Une première pour Steve Guerdat

 

 
 
 
 
 
 
 
 
 
 
 
 
 
 
 
Steve Guerdat était à la fête à Cannes. Non seulement, il y a célébré vingt-troisième anniversaire (le 10 juin), mais également, le lendemain soir, la sixième victoire de sa jeune carrière en Grand Prix international, la première de la saison et d’un cheval réputé difficile, mais bourré qualités : Tijl Van Het Pallieterland (BWP de neuf ans par Fantastique x Codex).
 
Nous avons joint le cavalier suisse par téléphone, quelques jours après le concours, pour revenir sur cet exploit. Une performance d’autant plus admirable qu’elle tombe quatre mois à peine après s’être retrouvé du jour au lendemain dépourvu de chevaux de Grand Prix.
 

« Nous n’avons pas beaucoup de chevaux de ce niveau en Suisse »

 
Grand Prix : En février, vous perdez vos principaux chevaux et dimanche, vous gagnez à Cannes.
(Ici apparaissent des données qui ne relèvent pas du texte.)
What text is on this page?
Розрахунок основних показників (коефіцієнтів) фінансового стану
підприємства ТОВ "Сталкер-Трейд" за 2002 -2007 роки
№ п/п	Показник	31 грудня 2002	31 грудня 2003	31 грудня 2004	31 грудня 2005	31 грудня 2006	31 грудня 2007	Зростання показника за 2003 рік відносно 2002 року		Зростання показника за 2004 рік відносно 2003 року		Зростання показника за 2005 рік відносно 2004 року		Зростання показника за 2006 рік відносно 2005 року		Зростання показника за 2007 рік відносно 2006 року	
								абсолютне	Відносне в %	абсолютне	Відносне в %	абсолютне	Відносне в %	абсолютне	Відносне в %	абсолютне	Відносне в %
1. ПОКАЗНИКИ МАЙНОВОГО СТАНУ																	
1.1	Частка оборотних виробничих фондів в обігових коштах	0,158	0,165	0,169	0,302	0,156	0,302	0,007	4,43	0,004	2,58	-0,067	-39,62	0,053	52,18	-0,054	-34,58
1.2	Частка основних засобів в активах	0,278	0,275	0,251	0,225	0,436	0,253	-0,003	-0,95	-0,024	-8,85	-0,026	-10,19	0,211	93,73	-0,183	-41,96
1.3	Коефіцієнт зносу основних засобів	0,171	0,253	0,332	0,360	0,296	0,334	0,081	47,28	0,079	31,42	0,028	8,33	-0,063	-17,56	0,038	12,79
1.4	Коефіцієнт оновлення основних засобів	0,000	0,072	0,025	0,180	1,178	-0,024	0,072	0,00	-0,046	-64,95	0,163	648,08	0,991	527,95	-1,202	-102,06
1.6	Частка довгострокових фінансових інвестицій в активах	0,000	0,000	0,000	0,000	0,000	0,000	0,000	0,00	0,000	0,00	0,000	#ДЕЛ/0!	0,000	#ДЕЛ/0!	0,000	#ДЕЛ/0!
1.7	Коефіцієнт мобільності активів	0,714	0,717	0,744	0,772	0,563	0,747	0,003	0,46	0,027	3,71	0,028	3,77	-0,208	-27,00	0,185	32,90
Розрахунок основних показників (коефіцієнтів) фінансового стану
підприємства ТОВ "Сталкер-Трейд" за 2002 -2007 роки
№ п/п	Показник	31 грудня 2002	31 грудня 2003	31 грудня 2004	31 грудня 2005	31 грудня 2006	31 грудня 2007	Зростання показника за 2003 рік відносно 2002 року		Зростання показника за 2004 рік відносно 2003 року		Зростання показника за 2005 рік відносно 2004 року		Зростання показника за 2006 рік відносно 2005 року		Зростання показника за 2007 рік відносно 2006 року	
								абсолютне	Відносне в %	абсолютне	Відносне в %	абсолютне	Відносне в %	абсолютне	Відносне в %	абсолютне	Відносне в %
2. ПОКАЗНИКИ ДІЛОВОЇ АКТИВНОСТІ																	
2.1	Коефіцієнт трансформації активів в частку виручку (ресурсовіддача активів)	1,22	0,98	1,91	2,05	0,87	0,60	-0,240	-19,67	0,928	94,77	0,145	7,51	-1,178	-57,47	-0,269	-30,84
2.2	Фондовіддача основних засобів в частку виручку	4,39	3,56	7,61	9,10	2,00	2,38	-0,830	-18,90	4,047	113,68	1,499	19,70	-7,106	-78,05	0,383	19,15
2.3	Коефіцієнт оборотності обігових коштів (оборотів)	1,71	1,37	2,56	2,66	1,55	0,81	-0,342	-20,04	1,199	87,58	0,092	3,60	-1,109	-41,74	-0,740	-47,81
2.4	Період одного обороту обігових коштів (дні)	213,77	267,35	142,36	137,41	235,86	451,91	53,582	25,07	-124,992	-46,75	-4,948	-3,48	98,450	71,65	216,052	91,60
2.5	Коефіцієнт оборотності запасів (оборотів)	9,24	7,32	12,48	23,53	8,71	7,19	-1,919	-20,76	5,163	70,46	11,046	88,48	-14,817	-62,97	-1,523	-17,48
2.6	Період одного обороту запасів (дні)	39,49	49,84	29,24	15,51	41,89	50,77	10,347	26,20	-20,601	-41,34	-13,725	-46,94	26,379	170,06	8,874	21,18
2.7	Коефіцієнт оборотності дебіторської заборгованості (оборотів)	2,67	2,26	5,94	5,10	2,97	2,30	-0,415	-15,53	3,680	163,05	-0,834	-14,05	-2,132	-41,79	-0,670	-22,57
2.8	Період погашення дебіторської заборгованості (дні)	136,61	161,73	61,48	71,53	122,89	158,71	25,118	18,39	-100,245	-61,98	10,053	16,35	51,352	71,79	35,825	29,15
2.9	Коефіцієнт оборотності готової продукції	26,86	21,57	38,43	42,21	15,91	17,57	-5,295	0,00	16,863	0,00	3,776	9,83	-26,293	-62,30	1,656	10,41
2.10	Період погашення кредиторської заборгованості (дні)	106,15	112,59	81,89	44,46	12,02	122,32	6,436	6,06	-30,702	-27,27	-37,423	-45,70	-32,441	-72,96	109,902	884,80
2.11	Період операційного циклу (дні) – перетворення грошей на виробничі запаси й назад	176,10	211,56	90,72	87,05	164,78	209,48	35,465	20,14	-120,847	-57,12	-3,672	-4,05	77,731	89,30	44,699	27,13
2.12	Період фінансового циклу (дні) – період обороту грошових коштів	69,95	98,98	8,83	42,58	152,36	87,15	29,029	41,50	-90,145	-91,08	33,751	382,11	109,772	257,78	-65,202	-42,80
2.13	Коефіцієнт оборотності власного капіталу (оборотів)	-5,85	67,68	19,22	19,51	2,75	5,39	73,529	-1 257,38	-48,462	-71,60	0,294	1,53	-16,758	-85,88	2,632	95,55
Comment avez-vous fait ?
Steve Guerdat : C’est là que l’on se rend compte de la chance et du principal avantage que l’on a de monter pour l’écurie Tops. Si les chevaux sont vendus, on retrouve derrière la même qualité de chevaux. Alors bien sûr, cela prend un certain temps de trouver les bons réglages. Ce cheval-là a toujours été un cheval de qualité, et on pensait qu’il avait le potentiel pour remporter des épreuves de ce niveau-là.
 
G.P. : Justement, parlez-nous un peu de ce Tijl Van Het Pallieterland… D’abord, comment l’appelez-vous aux écuries, parce que ce nom est quasiment imprononçable ?
S.G. : Oui, je ne sais pas d’où vient ce nom… C’est un cheval belge et vous savez, les chevaux belges ont des noms toujours un peu bizarre. Nous, nous l’appelons « Til », tout simplement. C’est un cheval qui était en Suisse depuis l’âge de cinq ans, où il était monté par Christophe Barbeau. Il a toujours fait parler de lui pour ses qualités de sauteur, mais qui avait des problèmes de contrôle, et également sur les rivières. Comme tout le monde connaissait le cheval, tout le monde connaissait ces problèmes-là, et Jan l’a acheté à Barbeau en connaissance de cause. Nous nous sommes donc attelés à régler ces deux difficultés, et cela s’est finalement amélioré. Mais c’est un cheval qui a toujours été précédé d’une grosse réputation de sauteur.
 
G.P. : Sera-t-il « suffisant » pour envisager une place dans l’équipe suisse qui ira à San Patrignano ?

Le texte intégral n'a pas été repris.